Posted by DmentD | Rambling,Reflection | Wednesday 11 November 2009 12:42 pm

I’ve been in a mood for Hunter S. Thompson.  Just re-read Fear and Loathing in Las Vegas, and during this — my third dance with this particular work — I’m better able to read past the hyper-sensationalized drug-addled fog he’s put forth and pick out some gems of wisdom.

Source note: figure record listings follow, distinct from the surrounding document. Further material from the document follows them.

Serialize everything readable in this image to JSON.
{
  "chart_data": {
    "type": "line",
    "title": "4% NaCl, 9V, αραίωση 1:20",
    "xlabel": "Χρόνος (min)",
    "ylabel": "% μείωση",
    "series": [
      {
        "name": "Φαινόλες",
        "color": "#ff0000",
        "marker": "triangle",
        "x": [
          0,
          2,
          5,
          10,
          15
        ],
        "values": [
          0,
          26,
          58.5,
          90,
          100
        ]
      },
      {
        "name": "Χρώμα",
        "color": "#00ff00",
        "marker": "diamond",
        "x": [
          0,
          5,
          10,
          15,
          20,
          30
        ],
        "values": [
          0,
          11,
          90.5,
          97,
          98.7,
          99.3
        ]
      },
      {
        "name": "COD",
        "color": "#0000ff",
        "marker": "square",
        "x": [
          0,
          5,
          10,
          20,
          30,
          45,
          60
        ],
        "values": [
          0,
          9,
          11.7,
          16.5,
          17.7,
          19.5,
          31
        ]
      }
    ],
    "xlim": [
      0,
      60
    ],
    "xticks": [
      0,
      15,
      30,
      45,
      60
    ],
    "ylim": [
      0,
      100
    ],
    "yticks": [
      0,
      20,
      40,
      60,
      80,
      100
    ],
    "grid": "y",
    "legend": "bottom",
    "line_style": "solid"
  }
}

The most notable contrast between Hunter writing in the voice of “Raoul Duke” — a caricature of himself distilled to the very core of bad craziness — and in his own voice comes at the end of the book, specifically the “jacket copy” he wrote for Fear and Loathing.  In a brief few pages, H.S.T. soberly, and with a sudden clarity that takes such an immediate u-turn from the insanity of the book that gives you whiplash, explains that Fear and Loathing was a failed experiment in Gonzo Journalism… a phrase he coined at the time to describe what he envisioned to be a free-form method of writing — to buy a notebook and write down everything as it happened and publish it with no editing whatsoever.

What he ended up with was a mix of fact and fiction, with no discernible lines to tell one from the other.  It is a failure in that he never accomplished his original vision, but instead ended up writing something altogether different and ground-shaking. He accidentally invented a new genre of writing, one that continues to inspire writers to this very day.  His success was that he wrote something that not only entertained readers, but gave him immense joy and gratification to write.  He would take a break from banging out whatever assignment he was on to write F&L.  It was a vacation for him.

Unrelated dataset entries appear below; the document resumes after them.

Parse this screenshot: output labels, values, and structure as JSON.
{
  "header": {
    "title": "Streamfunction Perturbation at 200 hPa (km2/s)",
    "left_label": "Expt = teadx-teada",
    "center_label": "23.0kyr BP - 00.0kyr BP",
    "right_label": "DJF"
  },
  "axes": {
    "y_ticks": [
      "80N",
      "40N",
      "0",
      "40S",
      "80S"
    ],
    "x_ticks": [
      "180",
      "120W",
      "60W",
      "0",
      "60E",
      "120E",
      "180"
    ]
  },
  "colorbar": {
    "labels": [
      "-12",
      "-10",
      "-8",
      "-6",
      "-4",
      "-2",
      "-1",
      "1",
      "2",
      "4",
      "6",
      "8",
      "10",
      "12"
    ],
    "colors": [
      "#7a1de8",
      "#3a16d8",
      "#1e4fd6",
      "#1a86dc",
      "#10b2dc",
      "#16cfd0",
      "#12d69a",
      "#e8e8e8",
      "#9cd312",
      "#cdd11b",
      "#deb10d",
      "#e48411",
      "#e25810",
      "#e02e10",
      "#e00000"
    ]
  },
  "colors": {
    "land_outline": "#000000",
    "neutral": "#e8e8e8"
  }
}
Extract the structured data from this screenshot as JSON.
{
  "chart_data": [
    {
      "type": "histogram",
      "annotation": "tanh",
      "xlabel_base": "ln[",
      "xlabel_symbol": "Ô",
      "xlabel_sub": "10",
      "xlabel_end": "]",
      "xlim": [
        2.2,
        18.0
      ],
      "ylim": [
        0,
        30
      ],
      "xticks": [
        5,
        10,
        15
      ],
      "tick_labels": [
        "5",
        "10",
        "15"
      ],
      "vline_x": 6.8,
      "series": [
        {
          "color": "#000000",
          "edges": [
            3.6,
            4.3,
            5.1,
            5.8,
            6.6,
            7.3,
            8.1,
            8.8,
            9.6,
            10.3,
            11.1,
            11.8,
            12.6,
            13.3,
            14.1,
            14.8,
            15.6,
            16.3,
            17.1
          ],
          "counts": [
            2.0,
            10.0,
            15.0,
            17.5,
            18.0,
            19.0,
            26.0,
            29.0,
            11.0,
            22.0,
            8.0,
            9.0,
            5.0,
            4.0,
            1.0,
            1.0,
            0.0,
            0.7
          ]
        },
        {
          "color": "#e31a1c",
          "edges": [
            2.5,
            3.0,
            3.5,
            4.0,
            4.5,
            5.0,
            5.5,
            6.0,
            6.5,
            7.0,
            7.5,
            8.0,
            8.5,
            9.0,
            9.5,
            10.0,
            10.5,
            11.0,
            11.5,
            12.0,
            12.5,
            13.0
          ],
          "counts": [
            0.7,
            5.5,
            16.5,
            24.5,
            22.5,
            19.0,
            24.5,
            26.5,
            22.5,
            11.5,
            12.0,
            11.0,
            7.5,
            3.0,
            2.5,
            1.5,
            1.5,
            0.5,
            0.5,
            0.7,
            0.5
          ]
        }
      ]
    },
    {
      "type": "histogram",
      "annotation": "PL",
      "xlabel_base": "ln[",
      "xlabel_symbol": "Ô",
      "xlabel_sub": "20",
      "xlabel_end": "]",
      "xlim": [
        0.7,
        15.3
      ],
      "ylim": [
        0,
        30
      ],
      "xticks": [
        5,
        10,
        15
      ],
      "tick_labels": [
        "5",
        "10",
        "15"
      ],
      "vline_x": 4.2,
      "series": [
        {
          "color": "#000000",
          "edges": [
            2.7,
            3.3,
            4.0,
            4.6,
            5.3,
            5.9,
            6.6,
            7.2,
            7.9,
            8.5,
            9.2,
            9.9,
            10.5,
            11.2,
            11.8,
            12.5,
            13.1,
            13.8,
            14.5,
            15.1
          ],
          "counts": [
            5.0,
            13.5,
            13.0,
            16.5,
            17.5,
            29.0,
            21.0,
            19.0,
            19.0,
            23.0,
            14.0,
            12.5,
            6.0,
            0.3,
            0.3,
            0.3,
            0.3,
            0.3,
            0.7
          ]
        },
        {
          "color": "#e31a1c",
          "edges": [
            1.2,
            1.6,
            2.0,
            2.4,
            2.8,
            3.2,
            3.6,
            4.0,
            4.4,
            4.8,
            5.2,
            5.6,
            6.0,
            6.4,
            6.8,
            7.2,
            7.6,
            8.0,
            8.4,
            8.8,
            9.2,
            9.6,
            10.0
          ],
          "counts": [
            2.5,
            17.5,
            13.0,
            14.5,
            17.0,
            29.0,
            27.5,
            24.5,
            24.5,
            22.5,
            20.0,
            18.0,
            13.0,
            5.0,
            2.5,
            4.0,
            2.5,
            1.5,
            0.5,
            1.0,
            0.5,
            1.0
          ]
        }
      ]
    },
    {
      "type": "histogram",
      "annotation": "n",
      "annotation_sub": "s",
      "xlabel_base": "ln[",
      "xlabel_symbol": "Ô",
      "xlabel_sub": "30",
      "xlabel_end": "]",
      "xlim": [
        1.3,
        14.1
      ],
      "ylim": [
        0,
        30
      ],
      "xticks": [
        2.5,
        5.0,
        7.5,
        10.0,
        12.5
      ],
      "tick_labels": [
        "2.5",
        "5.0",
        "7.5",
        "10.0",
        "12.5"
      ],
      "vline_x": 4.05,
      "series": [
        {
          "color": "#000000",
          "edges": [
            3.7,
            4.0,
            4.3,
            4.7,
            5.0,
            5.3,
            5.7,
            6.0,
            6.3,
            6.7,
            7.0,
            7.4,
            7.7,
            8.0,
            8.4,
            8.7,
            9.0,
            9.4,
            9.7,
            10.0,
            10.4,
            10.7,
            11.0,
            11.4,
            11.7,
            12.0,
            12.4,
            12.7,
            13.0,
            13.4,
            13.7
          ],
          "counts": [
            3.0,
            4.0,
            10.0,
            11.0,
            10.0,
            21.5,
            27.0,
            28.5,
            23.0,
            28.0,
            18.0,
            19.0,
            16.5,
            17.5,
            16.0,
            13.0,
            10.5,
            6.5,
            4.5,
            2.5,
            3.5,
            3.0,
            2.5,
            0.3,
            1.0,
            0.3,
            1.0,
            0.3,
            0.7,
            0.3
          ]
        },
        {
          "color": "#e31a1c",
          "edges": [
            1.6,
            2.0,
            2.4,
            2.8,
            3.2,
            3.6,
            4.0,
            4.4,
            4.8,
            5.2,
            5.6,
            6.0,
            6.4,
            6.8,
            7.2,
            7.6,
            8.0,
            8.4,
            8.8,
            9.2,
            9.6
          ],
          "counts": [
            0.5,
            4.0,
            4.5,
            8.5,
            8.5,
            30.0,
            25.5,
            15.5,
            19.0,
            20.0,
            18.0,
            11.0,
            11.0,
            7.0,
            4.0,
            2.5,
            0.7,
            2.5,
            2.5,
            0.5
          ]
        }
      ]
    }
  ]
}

I’ve always considered writing the most hateful kind of work. I suspect it’s a bit like fucking, which is only fun for amateurs. Old whores don’t do much giggling.

I’ve found myself, again, very attracted to the way an author’s mind works.  While I do not agree with every gilded word that falls from him his mouth, I find Hunter — like Vonnegut — a very intriguing personality.  A number of the things he’s said strikes certain chords within me.  I stumbled across a number of quotes while searching out the one above, that just resonate happily through my head.  I’ll leave you with these.

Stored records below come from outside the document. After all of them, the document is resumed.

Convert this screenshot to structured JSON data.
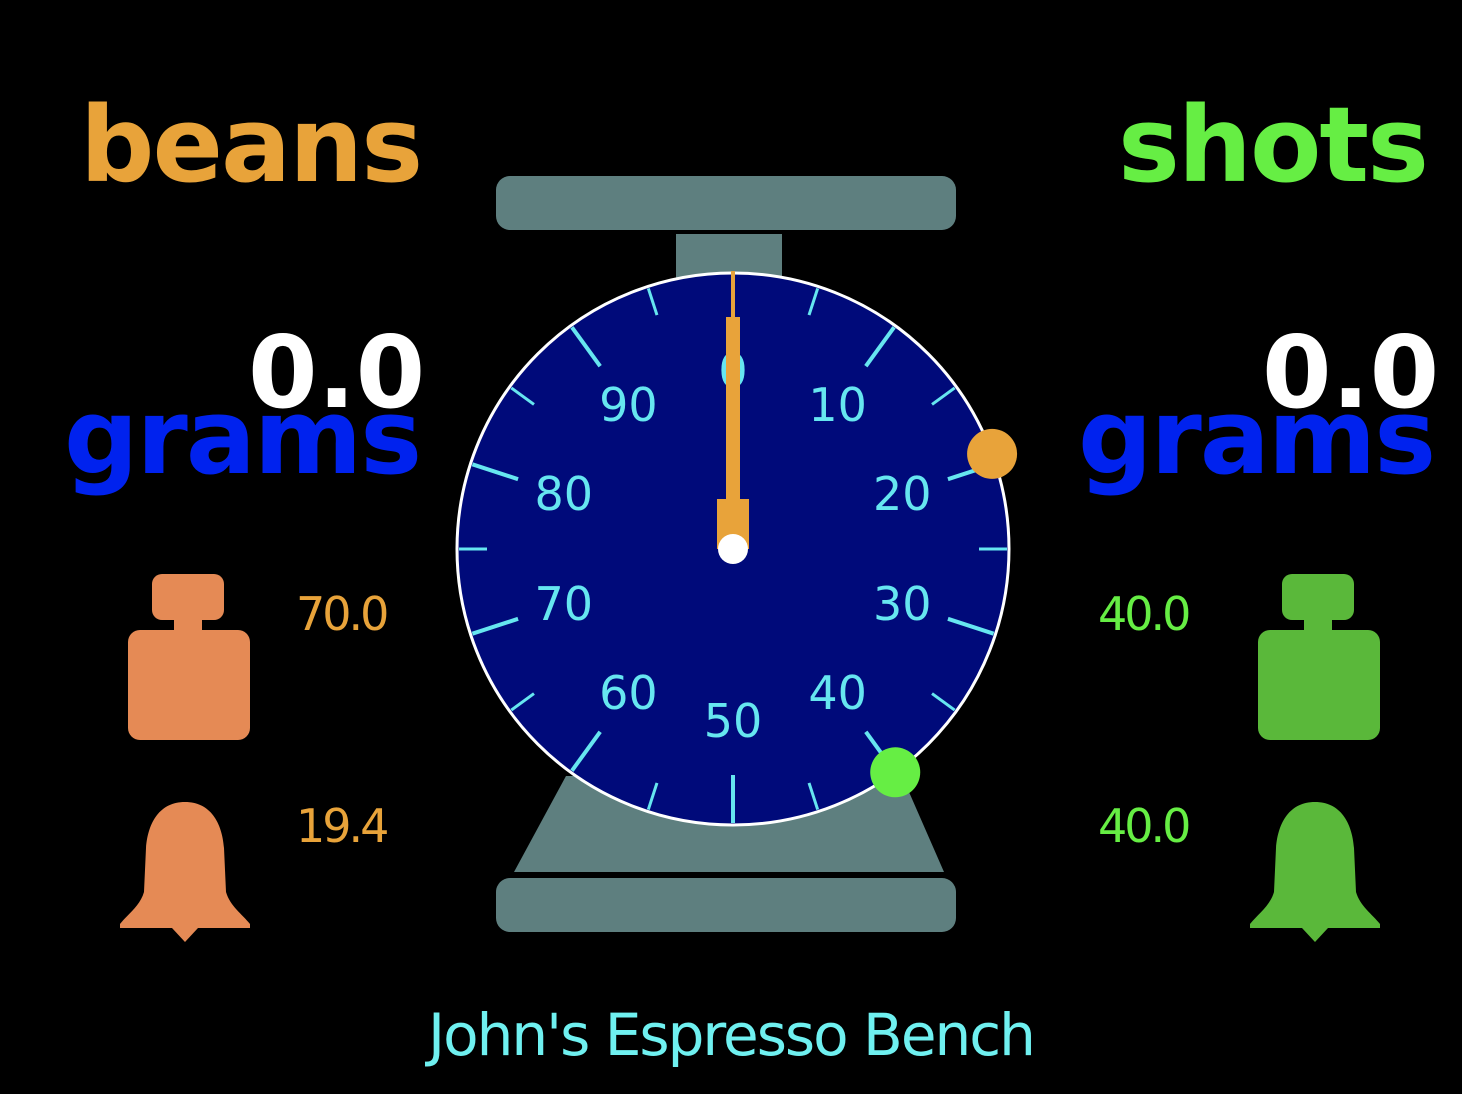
{
  "colors": {
    "background": "#000000",
    "beans_accent": "#e8a33a",
    "beans_icon": "#e58a55",
    "shots_accent": "#66ee44",
    "shots_icon": "#5ab83a",
    "unit_blue": "#0022ee",
    "dial_face": "#000a7a",
    "dial_tick": "#66e6f0",
    "scale_body": "#5e7f7f",
    "needle": "#e8a33a"
  },
  "beans": {
    "title": "beans",
    "weight": "0.0",
    "unit": "grams",
    "target_icon": "weight-icon",
    "target_value": "70.0",
    "alarm_icon": "bell-icon",
    "alarm_value": "19.4"
  },
  "shots": {
    "title": "shots",
    "weight": "0.0",
    "unit": "grams",
    "target_icon": "weight-icon",
    "target_value": "40.0",
    "alarm_icon": "bell-icon",
    "alarm_value": "40.0"
  },
  "dial": {
    "labels": [
      "0",
      "10",
      "20",
      "30",
      "40",
      "50",
      "60",
      "70",
      "80",
      "90"
    ],
    "needle_value": 0,
    "beans_marker_value": 19.4,
    "shots_marker_value": 40.0,
    "max": 100
  },
  "footer": {
    "text": "John's Espresso Bench"
  }
}
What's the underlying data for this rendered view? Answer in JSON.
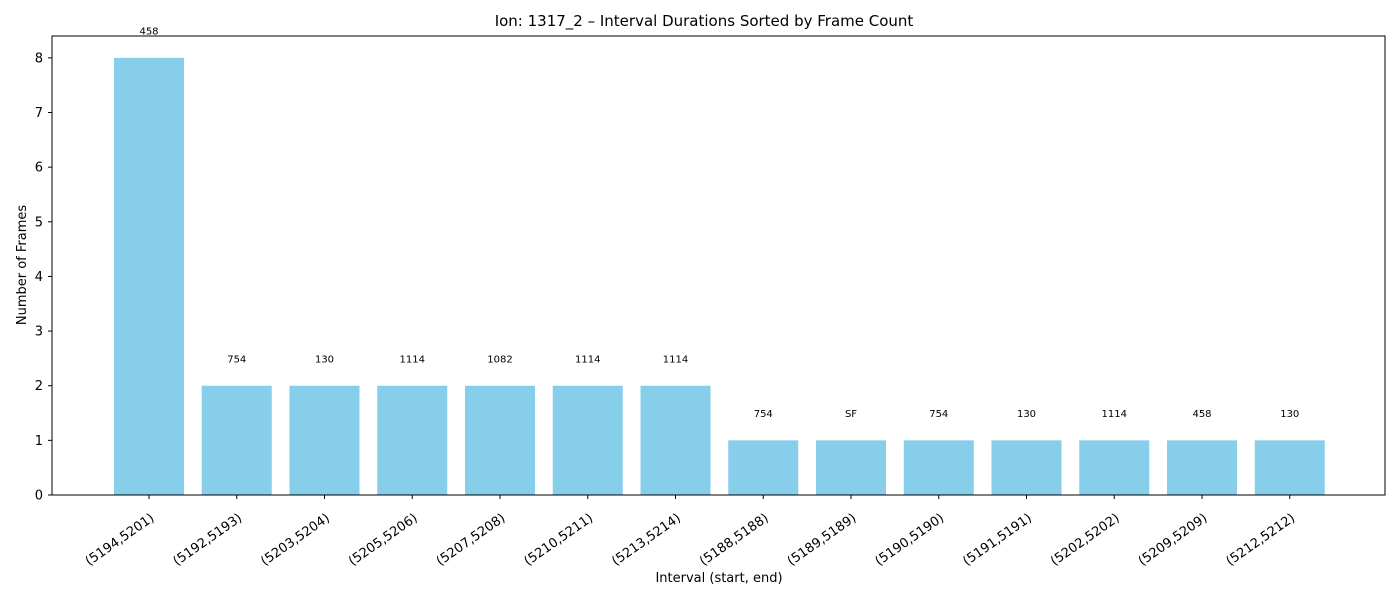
{
  "chart_data": {
    "type": "bar",
    "title": "Ion: 1317_2 – Interval Durations Sorted by Frame Count",
    "xlabel": "Interval (start, end)",
    "ylabel": "Number of Frames",
    "categories": [
      "(5194,5201)",
      "(5192,5193)",
      "(5203,5204)",
      "(5205,5206)",
      "(5207,5208)",
      "(5210,5211)",
      "(5213,5214)",
      "(5188,5188)",
      "(5189,5189)",
      "(5190,5190)",
      "(5191,5191)",
      "(5202,5202)",
      "(5209,5209)",
      "(5212,5212)"
    ],
    "values": [
      8,
      2,
      2,
      2,
      2,
      2,
      2,
      1,
      1,
      1,
      1,
      1,
      1,
      1
    ],
    "bar_labels": [
      "458",
      "754",
      "130",
      "1114",
      "1082",
      "1114",
      "1114",
      "754",
      "SF",
      "754",
      "130",
      "1114",
      "458",
      "130"
    ],
    "ylim": [
      0,
      8.4
    ],
    "yticks": [
      "0",
      "1",
      "2",
      "3",
      "4",
      "5",
      "6",
      "7",
      "8"
    ],
    "bar_color": "#87ceeb",
    "grid": false,
    "legend": "none"
  }
}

Life has become immeasurably better since I have been forced to stop taking it seriously.

A man who procrastinates in his choosing will inevitably have his choice made for him by circumstance.

I understand that fear is my friend, but not always. Never turn your back on Fear. It should always be in front of you, like a thing that might have to be killed.

We cannot expect people to have respect for law and order until we teach respect to those we have entrusted to enforce those laws.

Good people drink good beer.

…and he would probably not agree with my conviction that a sense of humor is the main measure of sanity. But who can say for sure? Humor is a very private thing.

We are all alone, born alone, die alone, and — in spite of True Romance magazines — we shall all someday look back on our lives and see that, in spite of our company, we were alone the whole way. I do not say lonely — at least, not all the time — but essentially, and finally, alone. This is what makes your self-respect so important, and I don’t see how you can respect yourself if you must look in the hearts and minds of others for your happiness.

And, on the impending arrival of my 40th birthday…

It gave me a strange feeling, and the rest of that night I didn’t say much, but merely sat there and drank, trying to decide if I was getting older and wiser, or just plain old.